Obviously the very concept of "exchange rates" between FLOPs is a bit silly, but I'll still give answering the question a go.
FIrst if all, the basic idea of all of this is getting from FLOPs to some estimate of their relative in-game performance. As such, it's really not about converting FLOPs -- if you run a well-optimized version of a pure FLOPs benchmark like DGEMM on these GPUs, they'll get very close to their theoretical rates, without a significant difference in utilization.
When it comes to games, the situation is more complex. The reasons these rates like "1.15" or "1.30" come about is that people compare the performance of a set of PC games on GPUs by NV and AMD respectively. Now, there are two main issues when converting such an observation (which
is valid for the PC side of things) to a situation such as comparing a custom console APU with a custom handheld SoC:
- A GPU is not just its shader units. These differences might well come about partially due to a difference in the relative number of e.g. TMUs and ROPs, which might not manifest in the same way when comparing these custom parts.
- The driver and optimization situations may be quite different. On PC, one reason that you might get factors as large as 1.3 and as low as 1.15 is that AMD's DX11 (and worse, OpenGL) drivers are comparatively bad at actually extracting the real GPU performance from a given card. On dedicated consoles (or handhelds) you'd hope that at least for high-end games better hardware utilization is achieved.
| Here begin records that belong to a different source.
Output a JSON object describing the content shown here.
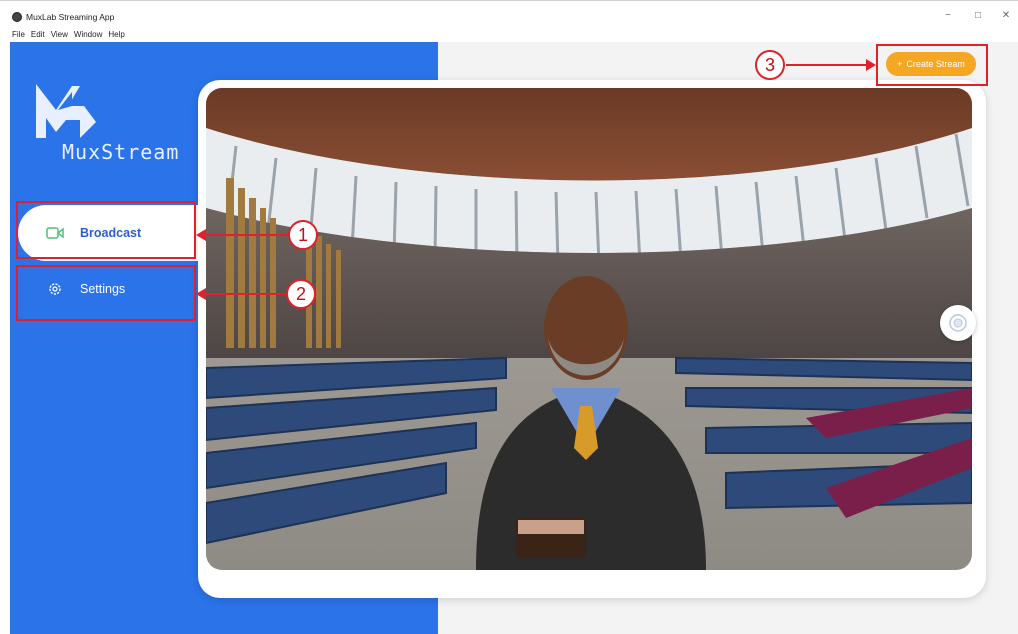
{
  "window": {
    "title": "MuxLab Streaming App",
    "controls": {
      "minimize": "−",
      "maximize": "□",
      "close": "✕"
    }
  },
  "menu": [
    "File",
    "Edit",
    "View",
    "Window",
    "Help"
  ],
  "brand": {
    "name": "MuxStream",
    "icon": "muxstream-logo"
  },
  "nav": {
    "items": [
      {
        "label": "Broadcast",
        "icon": "camera-icon",
        "active": true
      },
      {
        "label": "Settings",
        "icon": "gear-icon",
        "active": false
      }
    ]
  },
  "toolbar": {
    "create_label": "Create Stream",
    "create_icon": "plus-icon"
  },
  "annotations": [
    "1",
    "2",
    "3"
  ],
  "colors": {
    "sidebar": "#2a73e8",
    "accent": "#f5a623",
    "annotation": "#e0202a",
    "active_text": "#2a5fd0"
  },
  "preview": {
    "icon": "church-background-with-presenter"
  },
  "controls": {
    "joystick_icon": "joystick-icon"
  }
}
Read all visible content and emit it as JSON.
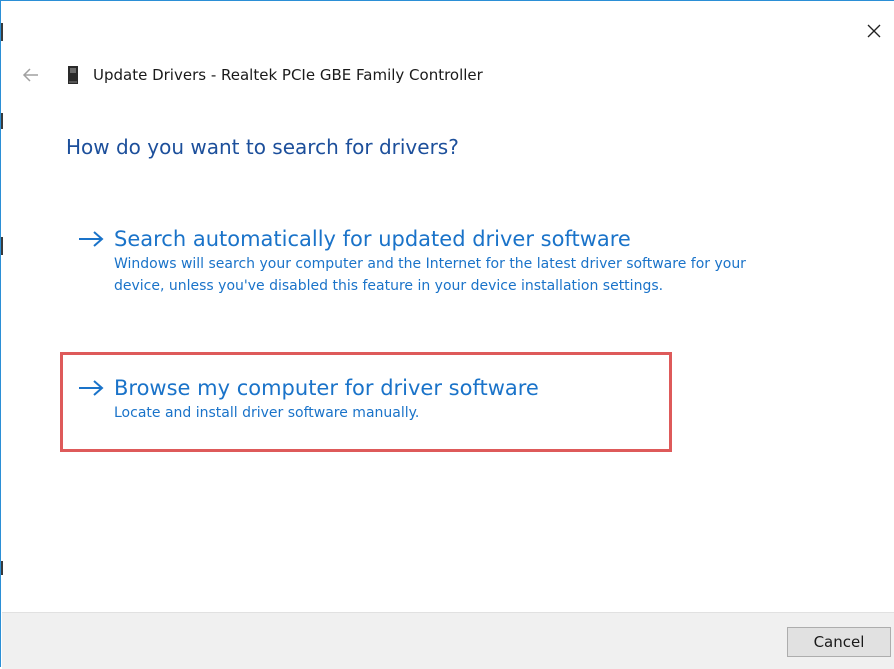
{
  "window": {
    "title": "Update Drivers - Realtek PCIe GBE Family Controller"
  },
  "icons": {
    "close": "close-icon",
    "back": "back-arrow-icon",
    "device": "network-adapter-icon",
    "option_arrow": "right-arrow-icon"
  },
  "main": {
    "question": "How do you want to search for drivers?",
    "options": [
      {
        "title": "Search automatically for updated driver software",
        "description": "Windows will search your computer and the Internet for the latest driver software for your device, unless you've disabled this feature in your device installation settings."
      },
      {
        "title": "Browse my computer for driver software",
        "description": "Locate and install driver software manually."
      }
    ]
  },
  "footer": {
    "cancel_label": "Cancel"
  },
  "colors": {
    "accent": "#1a73c9",
    "heading": "#1c4f9b",
    "highlight": "#de5a5a",
    "footer_bg": "#f0f0f0"
  }
}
Is FP16 useful in real world scenarios?
The short answer is yes. The long answer is that programmers would need to take care to consider, for each shader calculation, whether it can use FP16 or needs FP32, which is a very platform-specific optimization which currently would only make sense for Tegra out of all the mainstream gaming platforms, so it's probably not something which will find wide adoption.